= Fiona Christeller =

New Zealand architect and jeweller

Fiona Christeller is a New Zealand architect and jeweler who was a founding member of the Women's Institute of Architecture (WIA) group when it formed in May 1979. She is based in Wellington. She was also the recipient of the Fletcher Scholarship in 1977, during her final year in architecture school.

== Biography ==
While at architecture school in her final year in 1977 Christeller got a Fletcher Scholarship in 1977. In 1979, she was a founding member of the Women's Institute of Architecture.

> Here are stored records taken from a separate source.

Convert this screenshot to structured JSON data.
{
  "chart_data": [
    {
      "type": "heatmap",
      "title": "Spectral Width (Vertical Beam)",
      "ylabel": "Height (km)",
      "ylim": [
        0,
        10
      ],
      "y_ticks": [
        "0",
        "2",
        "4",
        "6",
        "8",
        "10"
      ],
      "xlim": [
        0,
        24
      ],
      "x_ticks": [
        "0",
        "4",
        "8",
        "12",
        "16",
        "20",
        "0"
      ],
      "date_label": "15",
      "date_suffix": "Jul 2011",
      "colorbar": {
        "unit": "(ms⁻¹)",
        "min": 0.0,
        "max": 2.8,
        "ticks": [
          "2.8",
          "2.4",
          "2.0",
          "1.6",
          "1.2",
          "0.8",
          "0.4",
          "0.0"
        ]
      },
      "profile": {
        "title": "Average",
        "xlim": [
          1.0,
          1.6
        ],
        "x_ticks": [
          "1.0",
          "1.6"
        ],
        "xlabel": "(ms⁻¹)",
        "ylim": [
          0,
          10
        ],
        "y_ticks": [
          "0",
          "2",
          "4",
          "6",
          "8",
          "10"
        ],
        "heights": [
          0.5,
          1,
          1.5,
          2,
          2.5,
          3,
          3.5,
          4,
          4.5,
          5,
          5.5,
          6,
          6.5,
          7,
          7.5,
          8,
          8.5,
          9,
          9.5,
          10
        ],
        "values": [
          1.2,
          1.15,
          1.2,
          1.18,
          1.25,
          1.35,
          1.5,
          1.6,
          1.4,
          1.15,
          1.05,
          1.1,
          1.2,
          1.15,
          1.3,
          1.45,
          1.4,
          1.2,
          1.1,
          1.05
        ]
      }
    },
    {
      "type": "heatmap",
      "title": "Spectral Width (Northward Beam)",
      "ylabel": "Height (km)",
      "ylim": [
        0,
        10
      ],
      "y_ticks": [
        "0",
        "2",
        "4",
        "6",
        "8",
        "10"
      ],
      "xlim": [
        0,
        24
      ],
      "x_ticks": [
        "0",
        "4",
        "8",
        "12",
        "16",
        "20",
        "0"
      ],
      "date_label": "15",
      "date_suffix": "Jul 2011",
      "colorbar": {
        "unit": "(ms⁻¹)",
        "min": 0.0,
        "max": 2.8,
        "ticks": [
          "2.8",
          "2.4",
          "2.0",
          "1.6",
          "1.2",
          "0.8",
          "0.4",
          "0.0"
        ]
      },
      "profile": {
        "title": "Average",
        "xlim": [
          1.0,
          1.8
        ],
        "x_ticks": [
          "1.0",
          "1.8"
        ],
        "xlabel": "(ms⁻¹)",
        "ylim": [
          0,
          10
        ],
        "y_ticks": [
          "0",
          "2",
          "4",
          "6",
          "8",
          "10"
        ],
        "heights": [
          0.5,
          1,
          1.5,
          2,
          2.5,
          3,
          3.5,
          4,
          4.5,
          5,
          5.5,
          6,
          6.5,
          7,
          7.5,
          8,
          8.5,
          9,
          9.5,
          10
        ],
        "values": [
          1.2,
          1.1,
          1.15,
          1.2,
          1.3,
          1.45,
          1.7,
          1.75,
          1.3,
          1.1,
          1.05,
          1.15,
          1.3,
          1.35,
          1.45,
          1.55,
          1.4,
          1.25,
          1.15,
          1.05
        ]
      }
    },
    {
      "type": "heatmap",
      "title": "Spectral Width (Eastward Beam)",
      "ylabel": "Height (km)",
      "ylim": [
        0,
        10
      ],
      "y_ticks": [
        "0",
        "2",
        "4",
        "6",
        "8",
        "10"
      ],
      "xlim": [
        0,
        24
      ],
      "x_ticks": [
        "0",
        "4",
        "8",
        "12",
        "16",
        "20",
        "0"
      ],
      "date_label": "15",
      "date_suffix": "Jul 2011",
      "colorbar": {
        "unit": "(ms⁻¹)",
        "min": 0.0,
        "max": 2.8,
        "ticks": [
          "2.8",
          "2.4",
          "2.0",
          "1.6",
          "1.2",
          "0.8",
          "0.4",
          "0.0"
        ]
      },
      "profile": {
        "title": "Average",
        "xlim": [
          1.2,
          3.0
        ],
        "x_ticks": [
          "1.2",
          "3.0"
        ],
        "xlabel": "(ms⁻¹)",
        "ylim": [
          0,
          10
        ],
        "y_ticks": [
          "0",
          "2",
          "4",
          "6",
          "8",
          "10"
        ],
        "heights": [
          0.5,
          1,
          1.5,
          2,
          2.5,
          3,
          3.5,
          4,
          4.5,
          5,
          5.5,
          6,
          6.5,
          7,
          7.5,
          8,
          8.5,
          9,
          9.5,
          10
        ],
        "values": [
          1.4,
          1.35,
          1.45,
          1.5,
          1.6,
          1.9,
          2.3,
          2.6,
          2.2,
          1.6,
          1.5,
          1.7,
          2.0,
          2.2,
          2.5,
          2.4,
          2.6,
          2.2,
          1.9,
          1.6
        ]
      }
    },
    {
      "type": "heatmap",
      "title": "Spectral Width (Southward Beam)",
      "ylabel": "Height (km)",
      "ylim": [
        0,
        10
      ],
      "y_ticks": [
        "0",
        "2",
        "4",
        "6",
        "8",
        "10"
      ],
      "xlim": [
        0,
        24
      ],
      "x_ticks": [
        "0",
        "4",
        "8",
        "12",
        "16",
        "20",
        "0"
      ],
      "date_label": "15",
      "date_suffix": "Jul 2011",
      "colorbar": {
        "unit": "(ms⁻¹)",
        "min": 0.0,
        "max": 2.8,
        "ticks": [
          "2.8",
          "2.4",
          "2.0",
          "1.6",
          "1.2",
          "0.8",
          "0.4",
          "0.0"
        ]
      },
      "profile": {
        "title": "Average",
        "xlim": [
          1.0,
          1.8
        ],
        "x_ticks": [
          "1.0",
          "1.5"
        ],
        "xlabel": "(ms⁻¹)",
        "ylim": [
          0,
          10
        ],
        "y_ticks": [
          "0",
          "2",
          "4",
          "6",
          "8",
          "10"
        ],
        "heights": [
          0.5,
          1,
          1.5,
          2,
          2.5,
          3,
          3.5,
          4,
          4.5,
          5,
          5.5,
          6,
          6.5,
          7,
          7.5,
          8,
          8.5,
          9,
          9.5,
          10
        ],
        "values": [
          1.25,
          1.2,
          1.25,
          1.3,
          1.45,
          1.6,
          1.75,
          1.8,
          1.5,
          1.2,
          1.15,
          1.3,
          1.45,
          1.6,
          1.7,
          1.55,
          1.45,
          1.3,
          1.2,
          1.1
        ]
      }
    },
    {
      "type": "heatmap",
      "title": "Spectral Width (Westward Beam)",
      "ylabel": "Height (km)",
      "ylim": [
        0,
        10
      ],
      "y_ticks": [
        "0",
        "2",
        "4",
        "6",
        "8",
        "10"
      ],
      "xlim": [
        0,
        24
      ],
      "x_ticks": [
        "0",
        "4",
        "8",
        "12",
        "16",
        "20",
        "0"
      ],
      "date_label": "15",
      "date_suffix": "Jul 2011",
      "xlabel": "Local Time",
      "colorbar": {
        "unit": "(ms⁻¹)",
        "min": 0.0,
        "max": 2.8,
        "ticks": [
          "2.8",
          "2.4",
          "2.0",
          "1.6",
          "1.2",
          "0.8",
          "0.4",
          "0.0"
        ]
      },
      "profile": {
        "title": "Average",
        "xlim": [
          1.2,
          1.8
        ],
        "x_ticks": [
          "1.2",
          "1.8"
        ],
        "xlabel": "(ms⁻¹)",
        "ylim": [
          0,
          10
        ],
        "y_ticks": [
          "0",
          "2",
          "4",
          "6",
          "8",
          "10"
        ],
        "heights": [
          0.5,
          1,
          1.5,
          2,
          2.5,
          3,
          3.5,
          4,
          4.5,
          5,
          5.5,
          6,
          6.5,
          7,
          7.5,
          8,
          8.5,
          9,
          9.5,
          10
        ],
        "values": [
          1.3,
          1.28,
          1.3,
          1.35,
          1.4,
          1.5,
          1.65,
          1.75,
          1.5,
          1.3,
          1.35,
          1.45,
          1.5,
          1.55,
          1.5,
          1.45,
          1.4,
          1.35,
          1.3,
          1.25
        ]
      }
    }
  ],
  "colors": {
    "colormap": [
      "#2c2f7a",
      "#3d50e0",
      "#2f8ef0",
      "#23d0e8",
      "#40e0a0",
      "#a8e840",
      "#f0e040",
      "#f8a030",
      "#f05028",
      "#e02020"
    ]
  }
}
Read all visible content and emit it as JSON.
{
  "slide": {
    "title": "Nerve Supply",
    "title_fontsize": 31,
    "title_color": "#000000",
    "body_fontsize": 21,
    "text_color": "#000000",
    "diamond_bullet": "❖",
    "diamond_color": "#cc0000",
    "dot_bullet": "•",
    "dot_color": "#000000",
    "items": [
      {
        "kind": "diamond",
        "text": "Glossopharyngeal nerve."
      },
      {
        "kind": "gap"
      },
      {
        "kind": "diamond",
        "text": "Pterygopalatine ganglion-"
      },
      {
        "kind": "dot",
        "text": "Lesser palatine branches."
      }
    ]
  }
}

Christeller first practiced architecture in Auckland, before moving to Wellington in the mid-1980s. Notably, she chose to establish her practice in an office in the city instead of working from home to assert that women, like men, were legitimate architects and should not be expected to work from home. Her Wellington-based practice FCA (formerly Fiona Christeller Architects) closed at the beginning of 2014. About half of her projects focused on domestic buildings, and the other half commercial and school buildings.

Christeller designed a co-sustainable house called 'Rangimarie' on an infill site in Wellington completed in 2012. The house won a Wellington Award at the New Zealand Institute of Architects (NZIA) Local Awards. The judges said: "The building is carefully composed in a way that appears effortless...".

Christeller is a jeweler and had an exhibition with Birgit Moffatt at Pataka Art + Museum in Porirua in 2018 and a group exhibition at Studio Toru in Wellington in 2023.